STRATEGIC ASSESSMENT. Jakarta. Jika tidak ada pengawasan internal yang kuat maka akan terjadi lagi kasus seperti Brigadir J. Soal reposisi Polri tidak diperlukan, namun saat ini yang diperlukan adalah adanya badan pengawasan Polri yang eksternal.
Hal ini dikemukakan Komjen Purn Susno Duadji dalam Focus Grup Discussion Tim Advokat Penegakan Hukum dan Keadilan (TAMPAK) bertema “Kasus Pembunuhan Brigadir Nofriansyah Yosua Hutabarat : malapetaka bagi penegakkan hukum : Reformasi total Polri” di Jakarta belum lama ini, seraya menambahkan, Irwasum hanya terbatas mengawasi, Komisi III DPR RI hanya sekedar politik dan Kompolnas masih mandul, sehingga kedepan Kompolnas diberi kewenangan memeriksa, memanggil dan memberikan sanksi.
“Kalau Kapolri melanggar siapa yang memeriksa?

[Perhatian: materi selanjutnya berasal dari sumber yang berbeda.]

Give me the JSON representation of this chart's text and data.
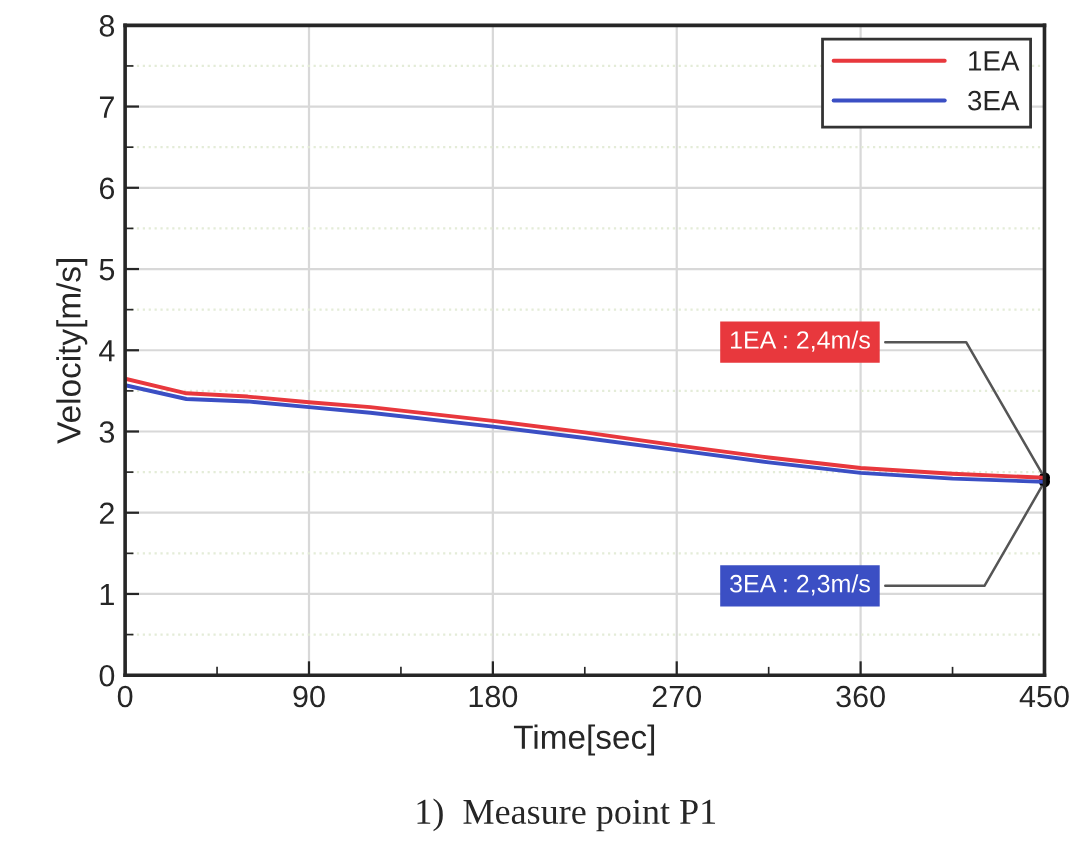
{
  "chart_data": {
    "type": "line",
    "xlabel": "Time[sec]",
    "ylabel": "Velocity[m/s]",
    "x": [
      0,
      30,
      60,
      90,
      120,
      180,
      225,
      270,
      315,
      360,
      405,
      450
    ],
    "series": [
      {
        "name": "1EA",
        "color": "#e8383d",
        "values": [
          3.65,
          3.47,
          3.43,
          3.36,
          3.3,
          3.13,
          2.99,
          2.83,
          2.68,
          2.55,
          2.48,
          2.43
        ]
      },
      {
        "name": "3EA",
        "color": "#3b4fc4",
        "values": [
          3.57,
          3.4,
          3.37,
          3.3,
          3.23,
          3.06,
          2.92,
          2.77,
          2.62,
          2.49,
          2.42,
          2.38
        ]
      }
    ],
    "xlim": [
      0,
      450
    ],
    "xticks": [
      0,
      90,
      180,
      270,
      360,
      450
    ],
    "ylim": [
      0,
      8
    ],
    "yticks": [
      0,
      1,
      2,
      3,
      4,
      5,
      6,
      7,
      8
    ],
    "grid": true,
    "legend": "top right",
    "marker": "none",
    "line_style": "solid",
    "annotations": [
      {
        "text": "1EA : 2,4m/s",
        "x": 450,
        "y": 2.43
      },
      {
        "text": "3EA : 2,3m/s",
        "x": 450,
        "y": 2.38
      },
      "1)  Measure point P1"
    ]
  }
}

Maka perlu ada dewan pengawas eksternal dapat diperkuatnya Kompolnas. Kompolda untuk mengawasi jajaran Polda kebawah dan Kompolres. Jika menyangkut kode etik diberi sanksi administratif, jika sudah pidana maka komisi inilah yang melaporkan ke polisi untuk mereka yang melanggar diperiksa,” tambah mantan Kabareskrim ini.

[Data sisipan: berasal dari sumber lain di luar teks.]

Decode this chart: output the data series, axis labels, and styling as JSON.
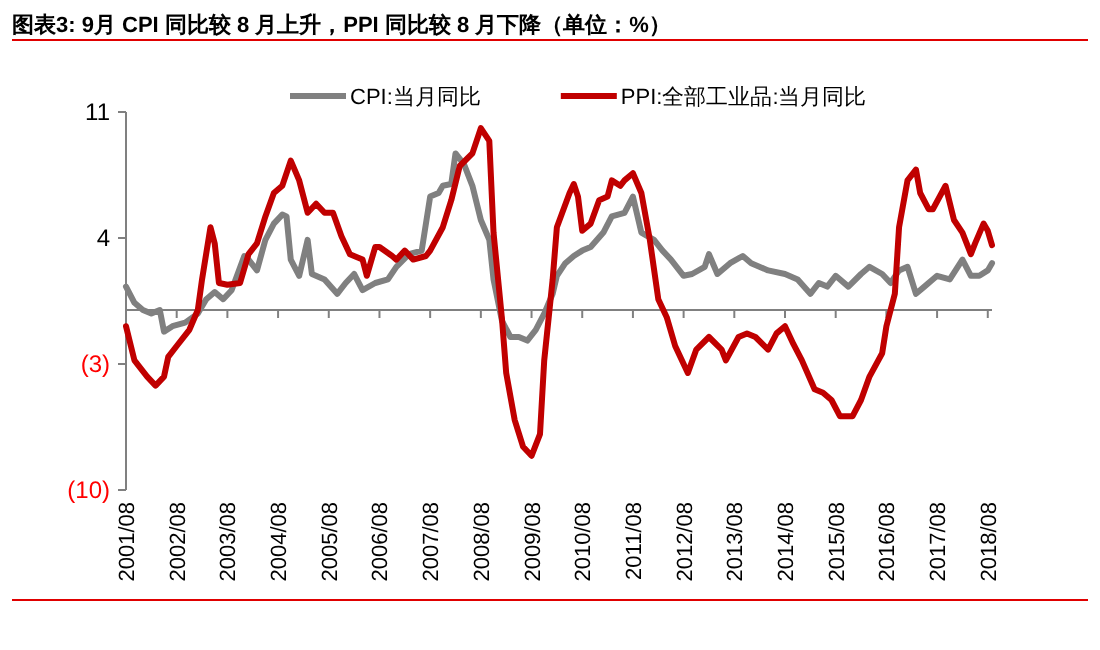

Sementara itu, La Ode Ida mengatakan, kewenangan yang sangat luar biasa yang dimiliki jajaran Polri telah menyebabkan pengawasannya menjadi lemah terutama jika ada oknum Polri melakukan pelanggaran.
“Presiden tidak memiliki konsep yang jelas terkait Polri. Apakah Polri seperti saat ini, atau ada agenda ke depan yang lebih baik belum ada konsepnya. Presiden harus melakukan perubahan secara mendasar di Polri mulai dari aturan sampai aktor-aktornya, ujar pakar sosiologi ini.
Sedangkan, Sugeng Teguh Santoso sebagai pembicara lainnya mengatakan, komplain dari masyarakat kepada IPW terkait layanan penegakkan hukum oleh Polri yang dilakukan reserse (80%). Penyelidikan dan penyidikan adalah wilayah tertutup, sehingga potensi penyalahgunaan sangat besar seperti berpihak, menghilangkan keterangan saksi, menghilangkan alat bukti, laporan bohong kepada pimpinan, rekomendasi untuk kepentingan keberpihakan dll bahkan dalam kasus Brigadir J adalah menutup kasus tindak pidana dengan tindakan proses pro yustisia yaitu merusak TKP, laporan palsu dll.
“UU Nomor 2 Tahun 2002 tentang Polri sudah disebutkan perlunya peran serta masyarakat, namun dalam prakteknya peranan masyarakat seringkali ditiadakan. UU ini perlu di judicial review,” ujar Ketua Umum IPW/Indonesia Police Watch ini.